Transaction statistics are provided for all transactions handled by the transaction manager on a server. These statistics include the number of total transactions, transactions with a specific outcome (such as committed, rolled back, or heuristic completion), rolled back transactions by reason, and the total time that transactions were active. For detailed information on transaction statistics, see Monitoring Transactions.
The following constraints apply to the Transaction Service:
In WebLogic Server, a client or a server object cannot invoke methods on an object that is infected with (or participating in) another transaction. The method invocation issued by the client or the server instance returns an exception.
In WebLogic Server, clients using third-party implementations of the Java Transaction API (for Java applications) are not supported.
The transaction log buffer is limited to 250 KB. If your application includes very large transactions that require transaction log writes that exceed this value, WebLogic Server instance throws an exception. In that case, you must reconfigure your application to work around the buffer size.
The scope of a transaction refers to the environment in which the transaction is performed. WebLogic Server supports transactions on standalone servers, between non-clustered servers, between clustered servers within a domain, and between domains. To enable inter-domain transaction support, see Configuring Secure Inter-Domain and Intra-Domain Transaction Communication.
The WebLogic Server EJB container provides a Transaction Service that supports the two types of transactions in WebLogic Server EJB applications:
Container-managed transactions. In container-managed transactions, the WebLogic Server EJB container manages the transaction demarcation. Transaction attributes in the EJB deployment descriptor determine how the WebLogic Server EJB container handles transactions with each method invocation.
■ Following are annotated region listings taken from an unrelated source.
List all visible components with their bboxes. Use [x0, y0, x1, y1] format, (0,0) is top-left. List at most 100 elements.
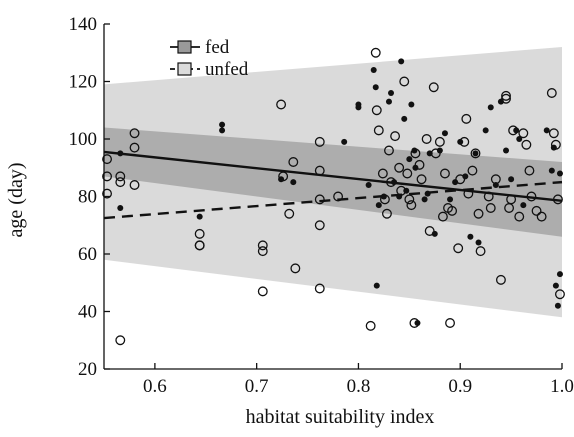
y-axis-title: age (day): [5, 163, 27, 238]
point-unfed: [485, 203, 496, 213]
point-fed: [441, 130, 448, 137]
point-unfed: [548, 128, 559, 139]
point-fed: [373, 282, 380, 289]
point-fed: [219, 121, 226, 128]
x-tick-label: 0.8: [347, 376, 371, 397]
point-unfed: [373, 125, 384, 136]
point-fed: [520, 202, 527, 209]
point-unfed: [475, 246, 486, 257]
point-unfed: [314, 283, 325, 294]
point-fed: [365, 182, 372, 188]
point-fed: [375, 202, 382, 209]
point-unfed: [115, 177, 126, 188]
y-tick-label: 40: [78, 302, 97, 323]
point-unfed: [447, 205, 458, 216]
point-fed: [475, 239, 482, 246]
legend-label-unfed: unfed: [205, 59, 249, 80]
point-unfed: [377, 168, 388, 179]
point-unfed: [521, 139, 532, 150]
x-tick-label: 0.7: [245, 376, 269, 397]
y-tick-label: 60: [78, 244, 97, 265]
point-unfed: [440, 168, 450, 179]
x-tick-label: 1.0: [550, 376, 574, 397]
point-unfed: [314, 136, 325, 147]
point-unfed: [102, 154, 113, 165]
fit-line-unfed: [103, 180, 563, 220]
point-unfed: [546, 88, 557, 98]
y-tick-label: 100: [69, 129, 98, 150]
axes: 0.6 0.7 0.8 0.9 1.0 20 40 60 80 100 120 140: [69, 14, 574, 397]
point-fed: [556, 271, 563, 278]
point-unfed: [467, 165, 478, 176]
point-unfed: [314, 165, 325, 176]
point-fed: [457, 138, 464, 145]
point-unfed: [370, 47, 381, 58]
point-fed: [414, 320, 421, 326]
point-fed: [355, 104, 362, 111]
x-tick-label: 0.6: [143, 376, 167, 397]
point-fed: [508, 176, 515, 183]
point-unfed: [406, 200, 417, 211]
point-fed: [411, 147, 418, 154]
point-fed: [436, 147, 443, 154]
point-unfed: [514, 211, 525, 222]
point-unfed: [501, 90, 511, 101]
point-fed: [431, 230, 438, 237]
point-unfed: [365, 320, 376, 331]
point-fed: [406, 156, 413, 163]
point-unfed: [434, 136, 445, 147]
point-fed: [391, 179, 398, 186]
legend-swatch-fed: [177, 40, 192, 54]
point-unfed: [371, 105, 382, 116]
point-fed: [462, 173, 469, 180]
point-unfed: [115, 171, 126, 182]
legend-swatch-unfed: [177, 62, 192, 76]
point-unfed: [288, 157, 299, 167]
point-fed: [554, 302, 561, 309]
point-unfed: [115, 335, 126, 346]
point-unfed: [536, 211, 547, 222]
point-fed: [412, 164, 419, 171]
point-fed: [543, 127, 550, 134]
point-unfed: [257, 246, 268, 257]
point-fed: [552, 282, 559, 289]
point-unfed: [552, 194, 563, 205]
x-tick-label: 0.9: [448, 376, 472, 397]
point-fed: [341, 138, 348, 145]
point-fed: [503, 147, 510, 154]
point-fed: [492, 182, 499, 188]
point-fed: [401, 115, 408, 122]
point-unfed: [390, 131, 401, 142]
point-unfed: [453, 243, 464, 254]
point-fed: [278, 176, 285, 183]
point-unfed: [524, 165, 535, 176]
point-unfed: [428, 82, 439, 93]
point-unfed: [257, 286, 268, 297]
point-unfed: [402, 168, 413, 179]
point-unfed: [129, 180, 140, 190]
point-unfed: [495, 274, 506, 285]
point-fed: [424, 190, 431, 197]
point-unfed: [194, 240, 205, 251]
point-fed: [556, 170, 563, 177]
point-fed: [513, 127, 520, 134]
point-unfed: [333, 191, 344, 202]
point-unfed: [384, 145, 394, 156]
legend-label-fed: fed: [205, 37, 230, 58]
point-fed: [426, 150, 433, 157]
point-fed: [403, 187, 410, 194]
point-unfed: [506, 194, 517, 205]
point-fed: [398, 58, 405, 65]
point-fed: [421, 196, 428, 203]
point-unfed: [194, 228, 205, 239]
point-unfed: [518, 128, 529, 139]
point-fed: [452, 179, 459, 186]
point-fed: [550, 144, 557, 151]
point-fed: [388, 90, 395, 96]
point-fed: [482, 127, 489, 134]
point-fed: [497, 98, 504, 105]
point-unfed: [102, 188, 113, 199]
point-fed: [370, 67, 377, 73]
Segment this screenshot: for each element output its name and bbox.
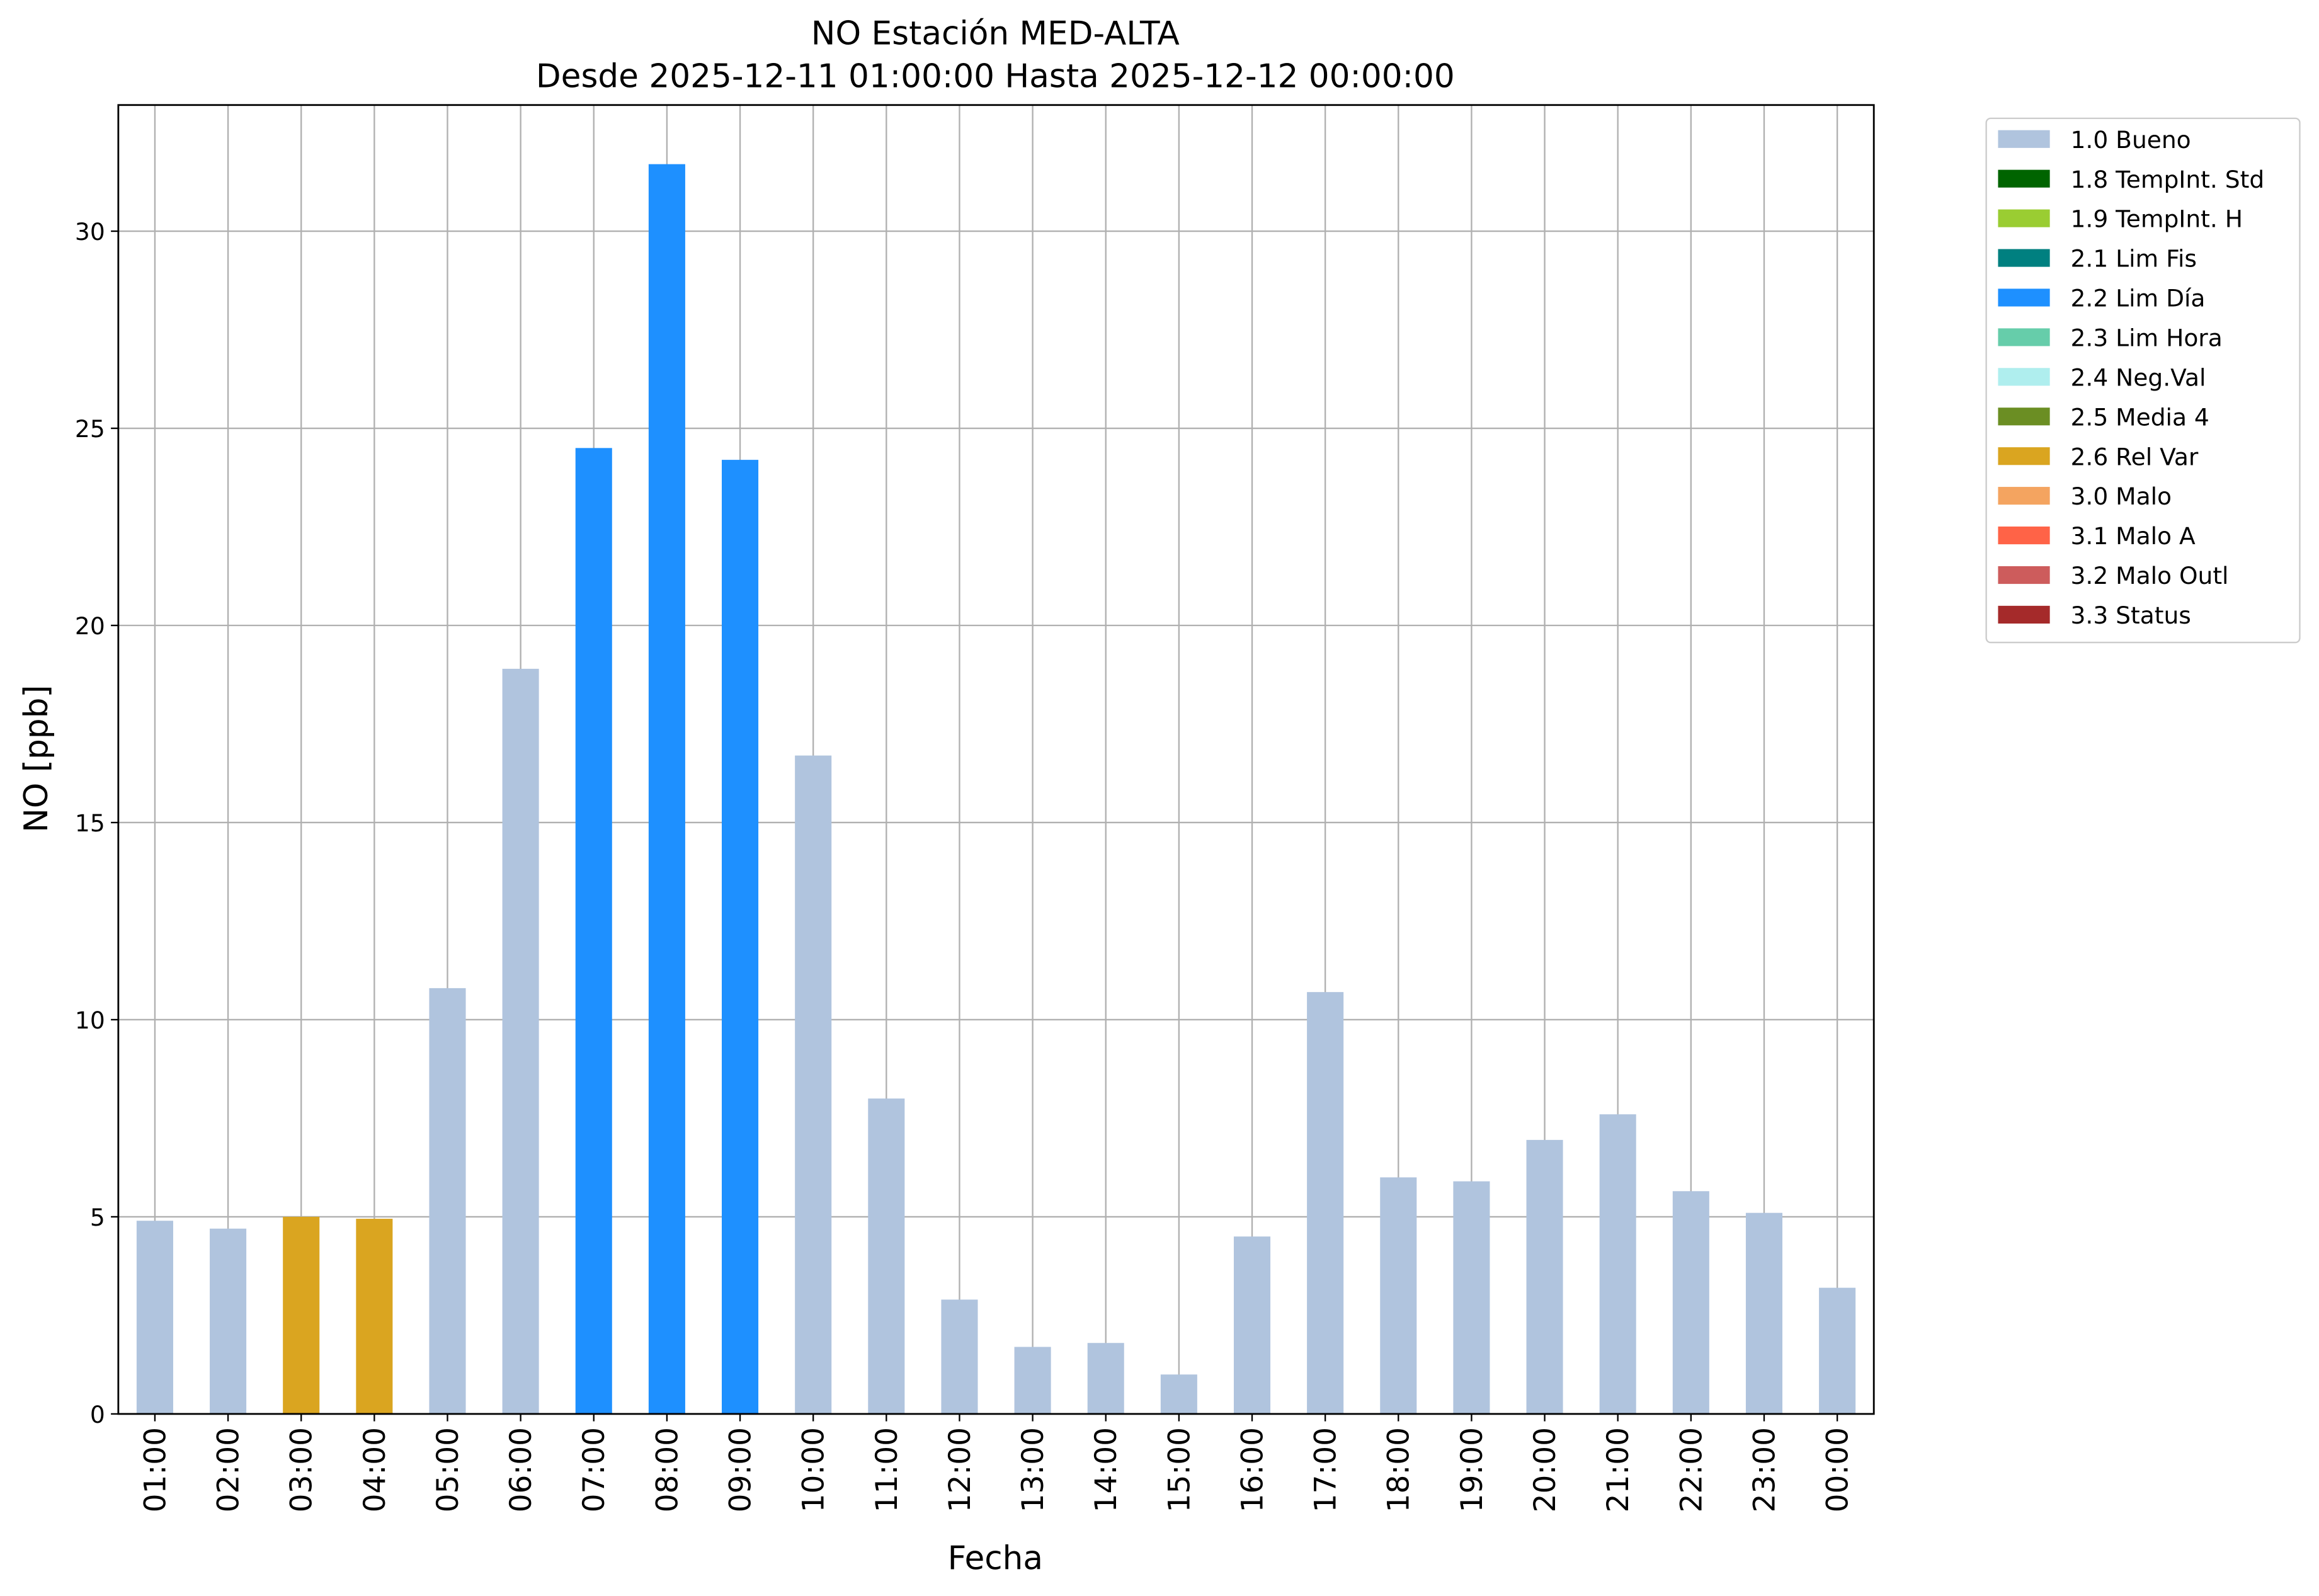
bar	[1014, 1347, 1051, 1414]
bar	[648, 164, 685, 1414]
x-tick-label: 00:00	[1821, 1427, 1855, 1512]
legend-swatch	[1998, 288, 2050, 307]
x-tick-label: 05:00	[431, 1427, 465, 1512]
y-axis-label: NO [ppb]	[18, 685, 55, 832]
x-tick-label: 15:00	[1162, 1427, 1197, 1512]
bar	[575, 448, 612, 1414]
x-tick-label: 17:00	[1309, 1427, 1343, 1512]
legend-swatch	[1998, 487, 2050, 505]
x-tick-label: 20:00	[1528, 1427, 1563, 1512]
legend-label: 1.8 TempInt. Std	[2071, 166, 2265, 193]
x-tick-label: 16:00	[1235, 1427, 1270, 1512]
y-tick-label: 15	[75, 809, 105, 837]
x-tick-label: 23:00	[1747, 1427, 1782, 1512]
x-tick-label: 11:00	[870, 1427, 904, 1512]
plot-frame	[117, 104, 1875, 1415]
bar	[1380, 1177, 1417, 1414]
bar	[868, 1098, 905, 1414]
y-tick-label: 0	[90, 1401, 105, 1428]
y-tick-label: 25	[75, 415, 105, 443]
bar	[429, 988, 466, 1414]
legend-swatch	[1998, 249, 2050, 267]
bar	[1453, 1181, 1490, 1414]
bar	[1819, 1287, 1856, 1414]
legend: 1.0 Bueno 1.8 TempInt. Std 1.9 TempInt. H 2…	[1985, 117, 2301, 644]
x-tick-label: 22:00	[1674, 1427, 1709, 1512]
bar	[795, 755, 832, 1414]
x-tick-label: 09:00	[723, 1427, 758, 1512]
y-tick-label: 30	[75, 218, 105, 246]
legend-label: 3.2 Malo Outl	[2071, 562, 2229, 590]
legend-label: 2.1 Lim Fis	[2071, 245, 2197, 273]
x-tick-label: 18:00	[1382, 1427, 1416, 1512]
legend-label: 3.0 Malo	[2071, 482, 2172, 510]
bar	[1672, 1191, 1709, 1414]
bar	[1160, 1374, 1197, 1414]
x-tick-label: 01:00	[138, 1427, 173, 1512]
legend-frame	[1985, 117, 2301, 644]
legend-label: 2.2 Lim Día	[2071, 285, 2206, 312]
chart-title: NO Estación MED-ALTA	[811, 14, 1180, 52]
legend-label: 2.5 Media 4	[2071, 403, 2209, 431]
bar	[1599, 1114, 1636, 1414]
x-tick-label: 02:00	[212, 1427, 246, 1512]
legend-label: 1.0 Bueno	[2071, 126, 2191, 154]
legend-swatch	[1998, 130, 2050, 148]
legend-swatch	[1998, 526, 2050, 545]
bar	[1233, 1236, 1271, 1414]
legend-swatch	[1998, 447, 2050, 465]
bar	[1526, 1139, 1563, 1414]
x-tick-label: 06:00	[504, 1427, 538, 1512]
bar	[722, 460, 759, 1414]
legend-label: 2.6 Rel Var	[2071, 443, 2199, 470]
legend-swatch	[1998, 169, 2050, 188]
x-tick-label: 13:00	[1016, 1427, 1051, 1512]
bar	[1307, 992, 1344, 1414]
legend-swatch	[1998, 328, 2050, 346]
bar	[210, 1228, 247, 1414]
x-tick-label: 07:00	[577, 1427, 612, 1512]
x-tick-label: 12:00	[943, 1427, 977, 1512]
x-tick-label: 14:00	[1089, 1427, 1124, 1512]
legend-swatch	[1998, 566, 2050, 584]
y-tick-label: 10	[75, 1006, 105, 1034]
legend-swatch	[1998, 408, 2050, 426]
y-tick-label: 20	[75, 612, 105, 640]
bar	[1745, 1212, 1783, 1414]
bar	[136, 1221, 173, 1414]
bar	[356, 1219, 393, 1414]
legend-label: 2.3 Lim Hora	[2071, 324, 2223, 352]
x-tick-label: 03:00	[285, 1427, 319, 1512]
legend-label: 3.3 Status	[2071, 601, 2191, 629]
legend-label: 3.1 Malo A	[2071, 522, 2196, 550]
x-tick-label: 10:00	[797, 1427, 831, 1512]
x-tick-label: 19:00	[1455, 1427, 1490, 1512]
x-tick-label: 04:00	[358, 1427, 392, 1512]
y-tick-label: 5	[90, 1204, 105, 1231]
legend-swatch	[1998, 605, 2050, 624]
bar	[941, 1299, 978, 1414]
legend-label: 2.4 Neg.Val	[2071, 363, 2206, 391]
bar	[1087, 1343, 1124, 1414]
chart-subtitle: Desde 2025-12-11 01:00:00 Hasta 2025-12-…	[536, 58, 1455, 96]
x-tick-label: 08:00	[650, 1427, 685, 1512]
legend-swatch	[1998, 209, 2050, 227]
x-axis-label: Fecha	[948, 1539, 1043, 1577]
bar	[283, 1216, 320, 1414]
legend-swatch	[1998, 368, 2050, 386]
x-tick-label: 21:00	[1601, 1427, 1636, 1512]
legend-label: 1.9 TempInt. H	[2071, 205, 2243, 233]
bar	[502, 668, 539, 1414]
Bean-managed transactions. In bean-managed transactions, the EJB manages the transaction demarcation. The EJB makes explicit method invocations on the UserTransaction
object to begin, commit, and roll back transactions. For more information about UserTransaction
methods, see weblogic.transaction.UserTransaction
in the Oracle WebLogic Server API Reference.
For an introduction to transaction management in EJB applications, see Transactions in WebLogic Server EJB Applications and Transactions Sample EJB Code.
WebLogic Server provides a Transaction Service that supports transactions in WebLogic Server RMI applications. In RMI applications, the client or server application makes explicit method invocations on the UserTransaction
object to begin, commit, and roll back transactions.
For more information about UserTransaction
methods, see the online javadoc. For an introduction to transaction management in RMI applications, see Transactions in WebLogic Server RMI Applications and Transactions Sample RMI Code.
WebLogic Server provides a Transaction Service that supports interoperation with the Object Transaction Service (OTS). See the Java Transaction Service (JTS) Specification at http://www.oracle.com/technetwork/java/javaee/jts-spec095-1508547.pdf
. For this release, WebLogic Server interoperates with OTS in the following scenarios:
In this situation, a server-to-server 2PC transaction is completed using interposition. The originating server creates an Xid and propagates the transaction to the target server. The target server registers itself as a resource with the originating server. The originating server drives the completion of the transaction. Logging Last Resource (LLR) transaction optimization, as described in Chapter 7, "Logging Last Resource Transaction Optimization," is not supported.
The client starts a transaction on the server using the OTS client APIs. The client then retrieves the Xid from this transaction and then propagates this per-request until the transaction is committed. Although the client initiates the transaction, all the commit processing occurs on the server.